Seminar Series

Our seminar series features talks from innovators from academia, industry, and the Lab. These talks provide a forum for thought leaders to share their work, discuss trends. and stimulate collaboration. These monthly seminars are held onsite and virtually. Recordings are posted to a YouTube playlist.

Using Data Science to Advance the Impact of Vascular Digital Twins in Medicine

Amanda Randles
Amanda Randles | Assistant Professor | Duke University

The recognition of the role hemodynamic forces have in the localization and development of disease has motivated large-scale efforts to enable patient-specific simulations. When combined with computational approaches that can extend the models to include physiologically accurate hematocrit levels in large regions of the circulatory system, these image-based models yield insight into the underlying mechanisms driving disease progression and inform surgical planning or the design of next-generation drug delivery systems. Building a detailed, realistic model of human blood flow, however, is a formidable mathematical and computational challenge. The models must incorporate the motion of fluid, intricate geometry of the blood vessels, continual pulse-driven changes in flow and pressure, and the behavior of suspended bodies such as red blood cells. Combining physics-based modeling with data science approaches is critical to addressing open questions in personalized medicine. In this talk, I will discuss how we’re building and using high-resolution digital twins of patients’ vascular anatomy to inform the treatment of a range of human diseases. I will present the data challenges we run into and identify key areas where data science can play a role in advancing the work.

Dr. Amanda Randles is the Alfred Winborne Mordecai and Victoria Stover Mordecai Assistant Professor of Biomedical Sciences and Biomedical Engineering at Duke University. Focusing on the intersection of HPC, ML, and personalized modeling, her group is developing new methods to aid in the diagnosis and treatment of a diseases ranges from cardiovascular disease to cancer. Amongst other recognitions, she has received the NIH Pioneer Award, the NSF CAREER Award, and the ACM Grace Hopper Award. She was named to the World Economic Forum Young Scientist List and the MIT Technology Review World’s Top 35 Innovators under the Age of 35 list and is a Fellow of the National Academy of Inventors. Randles received her PhD in Applied Physics from Harvard University as a DOE Computational Graduate Fellow and NSF Fellow.

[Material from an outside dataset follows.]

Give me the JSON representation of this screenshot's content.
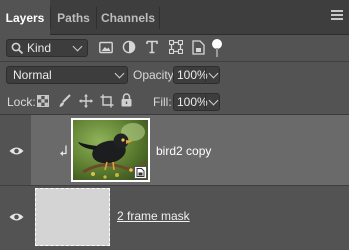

Calling the Shot: How AI Predicted Fusion Ignition Before It Happened

portraits of Kelli and Luc
Left: Kelli Humbird | Design Physicist | LLNL
Right: Luc Peterson | Associate Program Leader | LLNL

At 1:03am on December 5, 2022, 192 laser beams at the National Ignition Facility focused 2.05 megajoules of energy onto a peppercorn-sized capsule of frozen hydrogen fuel. In less time than it takes light to travel 10 feet, the laser crushed the capsule to smaller than the width of a human hair, vaulting the fuel to temperatures and densities exceeding those found in the sun. Under these extreme conditions, the fuel ignited and produced 3.15 megajoules of energy, making it the first experiment to ever achieve net energy gain from nuclear fusion. Nuclear fusion is the universe’s ultimate power source. It drives our sun and all the stars in the night sky. Harnessing it would mean a future of limitless carbon-free, safe, clean energy. After several decades of research, fusion breakeven at NIF brings humanity one step closer to that dream. Yet, the shot that finally ushered in the Fusion Age was not actually that surprising. A few hours before the experiment, our physics team used an artificial intelligence model to predict the outcome of the experiment. Our model, which blends supercomputer simulations with experimental data, indicated that ignition was the most likely outcome for this shot. As such, hopes were high that something big was about to occur. In this talk, we discuss the breakthrough experiment, nuclear fusion, and how we used machine learning to call the shot heard around the world.

Dr. Kelli Humbird’s work focuses on machine learning (ML) discovery and design for inertial confinement fusion and integrated hohlraum design. During her time at the Lab, she has worked in stockpile certification, technical nuclear forensics, ML accelerators for multiphysics codes, and ML analysis for the spread of COVID-19 during the first year of the pandemic. The common thread throughout much of her work is the application of ML to scientific problems with sparse data.

Dr. Jayson “Luc” Peterson is the Associate Program Leader for Data Science within LLNL’s Space Science and Security Program, where he is responsible for the leadership and development of a broad portfolio of projects at the intersection of data science and outer space. He also leads the ICECap and Driving Design with Cognitive Simulation projects, which aim to bring ML-enhanced digital design to exascale supercomputers.